Vigilante et économe, elle usait son linge à la corde et n’employait jamais un sou à des frivolités. « Capable sur tout », disait-on d’elle dans le rang et dans les îles jusqu’à Maska. Un mari y trouverait son profit. Ainsi devaient penser les jeunes gens des environs : une semaine, ce fut l’un, la semaine suivante, un autre, qui attacha son cheval au peuplier proche de la maison de David Desmarais. Puis sautant allègrement du boghei, avant même de dételer, selon que le veut la politesse campagnarde, le cavalier, son cache-poussière enlevé, avait gentiment abordé Angélina pour lui demander la faveur de la veillée. Mais aucun n’avait été agréé. David Desmarais se désolait fort qu’elle restât fille, la trentaine entamée. Il aurait vu d’un bon œil l’avenir d’Angélina assuré par le mariage et, du même coup, comme il prenait de l’âge, le fort des travaux de la terre retomber sur les épaules d’un gendre vigoureux et vaillant.

— Angélina, lui reprochait-il doucement, t’es plus méfiante que l’outarde.

— Faut croire que c’est pas encore le mien ! répondait-elle en manière de consolation.

En face de l’affront, ceux-là mêmes qui eussent fait bon accueil à la terre et au bien, y compris la fille de David Desmarais, se mirent à se moquer entre eux d’Angélina. Mais l’infirme passait, sans un seul regard de ressentiment vers les hardis garçons, pour la bonne raison qu’aucun ne lui disait rien au cœur.

À mesure qu’elle approchait de l’habitation des Beauchemin, le silence et l’immobilité autour du fournil étonnèrent Angélina. À l’idée de trouver ses voisins déjà en hivernement dans le haut côté, en pleine saison de chasse, quand les quais sont encore en place, la grève revêtue de verveux, d’embarcations diverses, ainsi que de parcs et de cages à canards, elle était mécontente. Pourquoi chauffer la grand’maison quand le fournil suffit amplement aux besoins ?

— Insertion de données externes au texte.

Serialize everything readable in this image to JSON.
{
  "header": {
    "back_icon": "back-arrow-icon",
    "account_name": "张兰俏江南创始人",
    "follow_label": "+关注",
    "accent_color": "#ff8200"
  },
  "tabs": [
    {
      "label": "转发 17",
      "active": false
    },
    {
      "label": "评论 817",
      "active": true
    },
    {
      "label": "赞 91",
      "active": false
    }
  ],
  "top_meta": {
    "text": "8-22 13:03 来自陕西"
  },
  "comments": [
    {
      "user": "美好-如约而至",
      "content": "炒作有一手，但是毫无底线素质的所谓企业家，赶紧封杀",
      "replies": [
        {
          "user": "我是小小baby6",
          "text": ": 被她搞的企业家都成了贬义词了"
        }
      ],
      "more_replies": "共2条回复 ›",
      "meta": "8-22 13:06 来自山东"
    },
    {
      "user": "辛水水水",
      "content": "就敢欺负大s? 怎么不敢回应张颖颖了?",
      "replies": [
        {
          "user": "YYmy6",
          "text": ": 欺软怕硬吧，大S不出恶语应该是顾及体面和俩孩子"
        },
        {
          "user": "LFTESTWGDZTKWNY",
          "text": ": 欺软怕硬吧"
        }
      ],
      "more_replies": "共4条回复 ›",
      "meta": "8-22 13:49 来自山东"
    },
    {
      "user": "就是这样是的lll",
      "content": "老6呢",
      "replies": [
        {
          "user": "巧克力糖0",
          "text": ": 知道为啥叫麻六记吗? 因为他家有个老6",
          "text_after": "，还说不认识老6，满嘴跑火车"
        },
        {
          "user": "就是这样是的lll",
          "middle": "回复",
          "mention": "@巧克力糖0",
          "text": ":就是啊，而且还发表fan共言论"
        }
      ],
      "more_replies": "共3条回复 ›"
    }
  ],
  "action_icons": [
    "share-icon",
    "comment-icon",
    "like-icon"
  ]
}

Anciennement Marie-Amanda et la mère Mathilde, comme la plupart des femmes du Chenal du Moine et du rang de Sainte-Anne, n’auraient jamais songé à s’encabaner avant la Toussaint. La bru Alphonsine n’avait pas raison d’agir autrement. Si le fait de s’écouter, d’être peu dure à son corps, et gesteuse, donne à une femme le droit de déranger l’ordre des choses, autant prendre le deuil de tout. Amable n’était pas homme à le reprocher à sa femme : il se mirait en elle. Pour sa part, Angélina ne moisirait pas auprès d’une telle extravagante : le temps d’emprunter une canette de fil et elle continuerait son chemin.

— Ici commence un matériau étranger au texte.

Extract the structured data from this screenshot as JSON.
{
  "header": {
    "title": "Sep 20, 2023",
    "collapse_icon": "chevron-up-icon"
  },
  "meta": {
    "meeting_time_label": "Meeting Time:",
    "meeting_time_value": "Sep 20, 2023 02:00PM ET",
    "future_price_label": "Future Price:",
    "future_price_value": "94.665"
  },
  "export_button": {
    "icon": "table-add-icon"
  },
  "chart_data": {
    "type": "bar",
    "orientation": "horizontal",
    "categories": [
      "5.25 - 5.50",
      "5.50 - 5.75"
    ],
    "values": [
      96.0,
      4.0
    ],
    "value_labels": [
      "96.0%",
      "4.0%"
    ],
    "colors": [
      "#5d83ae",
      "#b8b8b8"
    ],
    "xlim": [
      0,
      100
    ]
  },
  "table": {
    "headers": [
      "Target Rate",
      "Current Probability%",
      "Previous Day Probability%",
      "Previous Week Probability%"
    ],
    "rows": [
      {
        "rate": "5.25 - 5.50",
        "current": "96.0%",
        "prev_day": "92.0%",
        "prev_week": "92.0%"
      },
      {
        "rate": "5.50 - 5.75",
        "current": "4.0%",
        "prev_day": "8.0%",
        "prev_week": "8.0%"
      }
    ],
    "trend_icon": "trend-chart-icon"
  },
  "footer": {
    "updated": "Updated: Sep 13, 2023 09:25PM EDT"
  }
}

Angélina ne s’était pas trompée : rien ne bougeait à l’intérieur du fournil. Un peu de fumée tantôt dérobée à la vue s’effilochait autour de la cheminée de la grand’maison. Elle vira de bord, ses jupes bien en main pour se garantir contre une nouvelle bourrasque. Le vent, un vent d’octobre, félin et sournois, qui tantôt faisait le mort, comme muet, l’œil clos, griffes rentrées, allongé mollement au ras des joncs secs, et insoucieux de rider même d’un pli la surface de l’eau, maintenant grimpé au faîte des branches, secouait les arbres à les déraciner. En deux bonds il fonça sur la route, souleva la poussière à pleine rafale, entraîna les feuilles sèches dans une danse folle et poussa même, hors de son chemin, un passant. Puis il harcela la rivière qui écumait, moutonneuse, et colla les embarcations à la grève, ébranla les toits des vieux bâtiments, ouvrit les portes à deux battants et courut aux champs coucher un dernier regain : un vent du diable, hurlant à la mort. Il fit rouler un bidon jusqu’au bas du talus.

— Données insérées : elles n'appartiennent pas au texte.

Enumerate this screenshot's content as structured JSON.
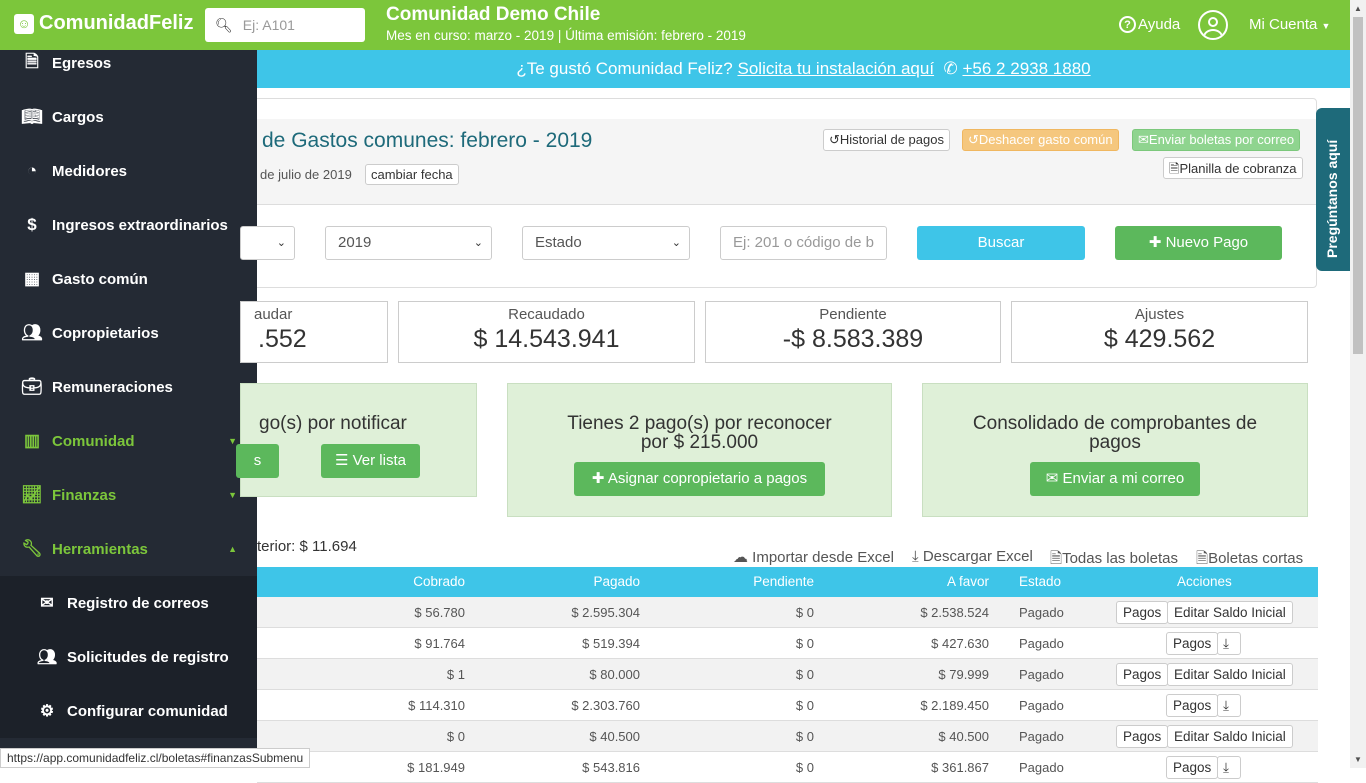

Au vacarme, Didace accourut au dehors, Z’Yeux-ronds grondant à ses côtés. Étonné de trouver là Angélina il s’exclama, joyeux :

— Tu manges une claque de vent, hé, fille ?

— Vous autres même, répondit sèchement l’infirme, le frette vous fera pas grand dommage cet automne, d’après ce que je peux voir.

Dès le seuil de la porte, elle allait dire sa façon de penser à Alphonsine, mais à la vue du Survenant qu’elle ne connaissait pas, elle s’arrêta, saisie. Après l’échange de quelques phrases, elle s’absorba en silence à regarder Alphonsine préparer des tartes. Elle fatiguait de voir la jeune femme ajouter sans cesse de la fleur de farine à la pâte trop flasque et se reprendre à la rouler.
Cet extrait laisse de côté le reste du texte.